Teresa se secó los ojos con el dorso de la mano.
—Es usted un hombre de cultura, con una formación sólida, ¡cómo archivero responsable de la conservación de nuestro legado! No se deje llevar por el odio, no siga con esto —rogó, señalando hacia las llamas que ascendían al otro lado de la ventana—. Hay otras formas…
—Solo cumplo órdenes de la Junta Superior de Educación —se defendió el clérigo, aparentemente afectado por la alusión personal—. Además, yo solo quemo libros contaminados… Otros queman iglesias con todo lo que contienen, ¡incluso con los sacerdotes dentro!
—¡No caiga usted en lo mismo que condena! —replicó Teresa, dirigiéndose hacia él al ver que se volvía de nuevo hacia la ventana.
Dos soldados se interpusieron entre ambos.
—¡Váyase de aquí, déjeme continuar con mi tarea! ¡No les obligue a ser… bruscos! —respondió.
Teresa siguió avanzando. Notaba el calor del fuego, que penetraba a través de la ventana, unido a la rabia que sentía en aquel momento. Estaba decidida a sujetar el brazo del archivero, pero las manos de los soldados la retuvieron de forma férrea.
—¡Sacadla de aquí! —gritó el sacerdote enfurecido, con las gotas de sudor perlándole la frente.
—¡La Historia les juzgará por esto! —escupió Teresa, consciente de que también aquella batalla estaba perdida.
—¡Todo lo contrario, nos alabará —rio el clérigo—, porque nosotros escribiremos la Historia!
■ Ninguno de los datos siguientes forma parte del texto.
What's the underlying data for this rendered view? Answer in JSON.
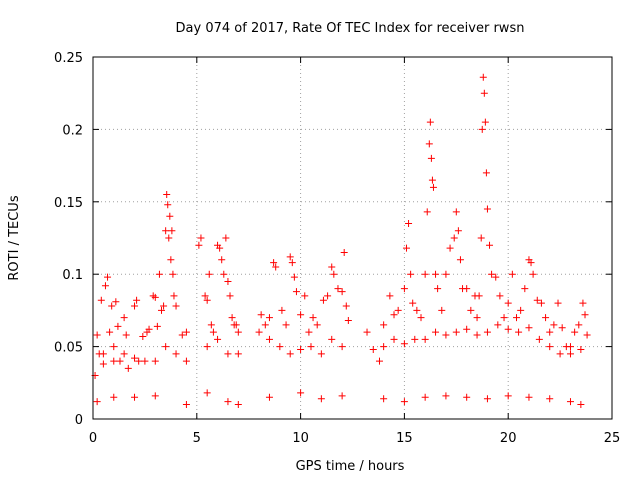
{
  "chart_data": {
    "type": "scatter",
    "title": "Day 074 of 2017, Rate Of TEC Index for receiver rwsn",
    "xlabel": "GPS time / hours",
    "ylabel": "ROTI / TECUs",
    "xlim": [
      0,
      25
    ],
    "ylim": [
      0,
      0.25
    ],
    "x_ticks": [
      "0",
      "5",
      "10",
      "15",
      "20",
      "25"
    ],
    "y_ticks": [
      "0",
      "0.05",
      "0.1",
      "0.15",
      "0.2",
      "0.25"
    ],
    "grid": true,
    "marker": "+",
    "color": "#ff0000",
    "series": [
      {
        "values": [
          [
            0.1,
            0.03
          ],
          [
            0.2,
            0.058
          ],
          [
            0.3,
            0.045
          ],
          [
            0.4,
            0.082
          ],
          [
            0.5,
            0.038
          ],
          [
            0.6,
            0.092
          ],
          [
            0.7,
            0.098
          ],
          [
            0.8,
            0.06
          ],
          [
            0.9,
            0.078
          ],
          [
            1.0,
            0.05
          ],
          [
            1.1,
            0.081
          ],
          [
            1.2,
            0.064
          ],
          [
            1.3,
            0.04
          ],
          [
            1.5,
            0.07
          ],
          [
            1.6,
            0.058
          ],
          [
            1.7,
            0.035
          ],
          [
            2.0,
            0.078
          ],
          [
            2.1,
            0.082
          ],
          [
            2.2,
            0.04
          ],
          [
            2.4,
            0.057
          ],
          [
            2.6,
            0.06
          ],
          [
            2.7,
            0.062
          ],
          [
            2.9,
            0.085
          ],
          [
            3.0,
            0.084
          ],
          [
            3.1,
            0.064
          ],
          [
            3.2,
            0.1
          ],
          [
            3.3,
            0.075
          ],
          [
            3.4,
            0.078
          ],
          [
            3.5,
            0.13
          ],
          [
            3.55,
            0.155
          ],
          [
            3.6,
            0.148
          ],
          [
            3.65,
            0.125
          ],
          [
            3.7,
            0.14
          ],
          [
            3.75,
            0.11
          ],
          [
            3.8,
            0.13
          ],
          [
            3.85,
            0.1
          ],
          [
            3.9,
            0.085
          ],
          [
            4.0,
            0.078
          ],
          [
            4.3,
            0.058
          ],
          [
            4.5,
            0.06
          ],
          [
            5.1,
            0.12
          ],
          [
            5.2,
            0.125
          ],
          [
            5.4,
            0.085
          ],
          [
            5.5,
            0.082
          ],
          [
            5.6,
            0.1
          ],
          [
            5.7,
            0.065
          ],
          [
            5.8,
            0.06
          ],
          [
            6.0,
            0.12
          ],
          [
            6.1,
            0.118
          ],
          [
            6.2,
            0.11
          ],
          [
            6.3,
            0.1
          ],
          [
            6.4,
            0.125
          ],
          [
            6.5,
            0.095
          ],
          [
            6.6,
            0.085
          ],
          [
            6.7,
            0.07
          ],
          [
            6.8,
            0.065
          ],
          [
            6.9,
            0.065
          ],
          [
            7.0,
            0.06
          ],
          [
            8.1,
            0.072
          ],
          [
            8.3,
            0.065
          ],
          [
            8.5,
            0.07
          ],
          [
            8.7,
            0.108
          ],
          [
            8.8,
            0.105
          ],
          [
            9.1,
            0.075
          ],
          [
            9.3,
            0.065
          ],
          [
            9.5,
            0.112
          ],
          [
            9.6,
            0.108
          ],
          [
            9.7,
            0.098
          ],
          [
            9.8,
            0.088
          ],
          [
            10.0,
            0.072
          ],
          [
            10.2,
            0.085
          ],
          [
            10.4,
            0.06
          ],
          [
            10.6,
            0.07
          ],
          [
            10.8,
            0.065
          ],
          [
            11.1,
            0.082
          ],
          [
            11.3,
            0.085
          ],
          [
            11.5,
            0.105
          ],
          [
            11.6,
            0.1
          ],
          [
            11.8,
            0.09
          ],
          [
            12.0,
            0.088
          ],
          [
            12.1,
            0.115
          ],
          [
            12.2,
            0.078
          ],
          [
            12.3,
            0.068
          ],
          [
            13.2,
            0.06
          ],
          [
            13.5,
            0.048
          ],
          [
            13.8,
            0.04
          ],
          [
            14.0,
            0.065
          ],
          [
            14.3,
            0.085
          ],
          [
            14.5,
            0.072
          ],
          [
            14.7,
            0.075
          ],
          [
            15.0,
            0.09
          ],
          [
            15.1,
            0.118
          ],
          [
            15.2,
            0.135
          ],
          [
            15.3,
            0.1
          ],
          [
            15.4,
            0.08
          ],
          [
            15.6,
            0.075
          ],
          [
            15.8,
            0.07
          ],
          [
            16.0,
            0.1
          ],
          [
            16.1,
            0.143
          ],
          [
            16.2,
            0.19
          ],
          [
            16.25,
            0.205
          ],
          [
            16.3,
            0.18
          ],
          [
            16.35,
            0.165
          ],
          [
            16.4,
            0.16
          ],
          [
            16.5,
            0.1
          ],
          [
            16.6,
            0.09
          ],
          [
            16.8,
            0.075
          ],
          [
            17.0,
            0.1
          ],
          [
            17.2,
            0.118
          ],
          [
            17.4,
            0.125
          ],
          [
            17.5,
            0.143
          ],
          [
            17.6,
            0.13
          ],
          [
            17.7,
            0.11
          ],
          [
            17.8,
            0.09
          ],
          [
            18.0,
            0.09
          ],
          [
            18.2,
            0.075
          ],
          [
            18.4,
            0.085
          ],
          [
            18.5,
            0.07
          ],
          [
            18.6,
            0.085
          ],
          [
            18.7,
            0.125
          ],
          [
            18.75,
            0.2
          ],
          [
            18.8,
            0.236
          ],
          [
            18.85,
            0.225
          ],
          [
            18.9,
            0.205
          ],
          [
            18.95,
            0.17
          ],
          [
            19.0,
            0.145
          ],
          [
            19.1,
            0.12
          ],
          [
            19.2,
            0.1
          ],
          [
            19.4,
            0.098
          ],
          [
            19.6,
            0.085
          ],
          [
            19.8,
            0.07
          ],
          [
            20.0,
            0.08
          ],
          [
            20.2,
            0.1
          ],
          [
            20.4,
            0.07
          ],
          [
            20.6,
            0.075
          ],
          [
            20.8,
            0.09
          ],
          [
            21.0,
            0.11
          ],
          [
            21.1,
            0.108
          ],
          [
            21.2,
            0.1
          ],
          [
            21.4,
            0.082
          ],
          [
            21.6,
            0.08
          ],
          [
            21.8,
            0.07
          ],
          [
            22.0,
            0.06
          ],
          [
            22.2,
            0.065
          ],
          [
            22.4,
            0.08
          ],
          [
            22.6,
            0.063
          ],
          [
            22.8,
            0.05
          ],
          [
            23.0,
            0.05
          ],
          [
            23.2,
            0.06
          ],
          [
            23.4,
            0.065
          ],
          [
            23.6,
            0.08
          ],
          [
            23.7,
            0.072
          ],
          [
            23.8,
            0.058
          ],
          [
            0.5,
            0.045
          ],
          [
            1.0,
            0.04
          ],
          [
            1.5,
            0.045
          ],
          [
            2.0,
            0.042
          ],
          [
            2.5,
            0.04
          ],
          [
            3.0,
            0.04
          ],
          [
            3.5,
            0.05
          ],
          [
            4.0,
            0.045
          ],
          [
            4.5,
            0.04
          ],
          [
            5.5,
            0.05
          ],
          [
            6.0,
            0.055
          ],
          [
            6.5,
            0.045
          ],
          [
            7.0,
            0.045
          ],
          [
            8.0,
            0.06
          ],
          [
            8.5,
            0.055
          ],
          [
            9.0,
            0.05
          ],
          [
            9.5,
            0.045
          ],
          [
            10.0,
            0.048
          ],
          [
            10.5,
            0.05
          ],
          [
            11.0,
            0.045
          ],
          [
            11.5,
            0.055
          ],
          [
            12.0,
            0.05
          ],
          [
            14.0,
            0.05
          ],
          [
            14.5,
            0.055
          ],
          [
            15.0,
            0.052
          ],
          [
            15.5,
            0.055
          ],
          [
            16.0,
            0.055
          ],
          [
            16.5,
            0.06
          ],
          [
            17.0,
            0.058
          ],
          [
            17.5,
            0.06
          ],
          [
            18.0,
            0.062
          ],
          [
            18.5,
            0.058
          ],
          [
            19.0,
            0.06
          ],
          [
            19.5,
            0.065
          ],
          [
            20.0,
            0.062
          ],
          [
            20.5,
            0.06
          ],
          [
            21.0,
            0.063
          ],
          [
            21.5,
            0.055
          ],
          [
            22.0,
            0.05
          ],
          [
            22.5,
            0.045
          ],
          [
            23.0,
            0.045
          ],
          [
            23.5,
            0.048
          ],
          [
            0.2,
            0.012
          ],
          [
            1.0,
            0.015
          ],
          [
            2.0,
            0.015
          ],
          [
            3.0,
            0.016
          ],
          [
            4.5,
            0.01
          ],
          [
            5.5,
            0.018
          ],
          [
            6.5,
            0.012
          ],
          [
            7.0,
            0.01
          ],
          [
            8.5,
            0.015
          ],
          [
            10.0,
            0.018
          ],
          [
            11.0,
            0.014
          ],
          [
            12.0,
            0.016
          ],
          [
            14.0,
            0.014
          ],
          [
            15.0,
            0.012
          ],
          [
            16.0,
            0.015
          ],
          [
            17.0,
            0.016
          ],
          [
            18.0,
            0.015
          ],
          [
            19.0,
            0.014
          ],
          [
            20.0,
            0.016
          ],
          [
            21.0,
            0.015
          ],
          [
            22.0,
            0.014
          ],
          [
            23.0,
            0.012
          ],
          [
            23.5,
            0.01
          ]
        ]
      }
    ]
  }
}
Los dos soldados tiraron al mismo tiempo de Teresa, incapaz de dejar de mirar la escena que se desarrollaba ante la ventana. Despreocupado ya, el archivero había tomado un nuevo ejemplar entre las manos, lo abrió por la primeras páginas y ojeó su contenido. Después echó el brazo hacia atrás y arrojó el libro hasta la hoguera. En aquel momento, Teresa se encogió con un gemido que hizo que los soldados aflojaran la presión sobre sus brazos, al tiempo que intercambiaban una mirada, extrañados. El archivero se volvió asimismo hacia la maestra, cuyo rostro se contraía en una mueca de dolor. Libre ya de las manos que la sujetaban, Teresa se dejó caer sobre una de las sillas de la biblioteca, haciendo esfuerzos evidentes por respirar. Al cabo de un momento, un charco transparente comenzó a extenderse por las baldosas del suelo a los pies de Teresa.
—¡Por el amor de Dios! —gritó don Hipólito—. Que alguien avise a un médico, ¡esta mujer está de parto!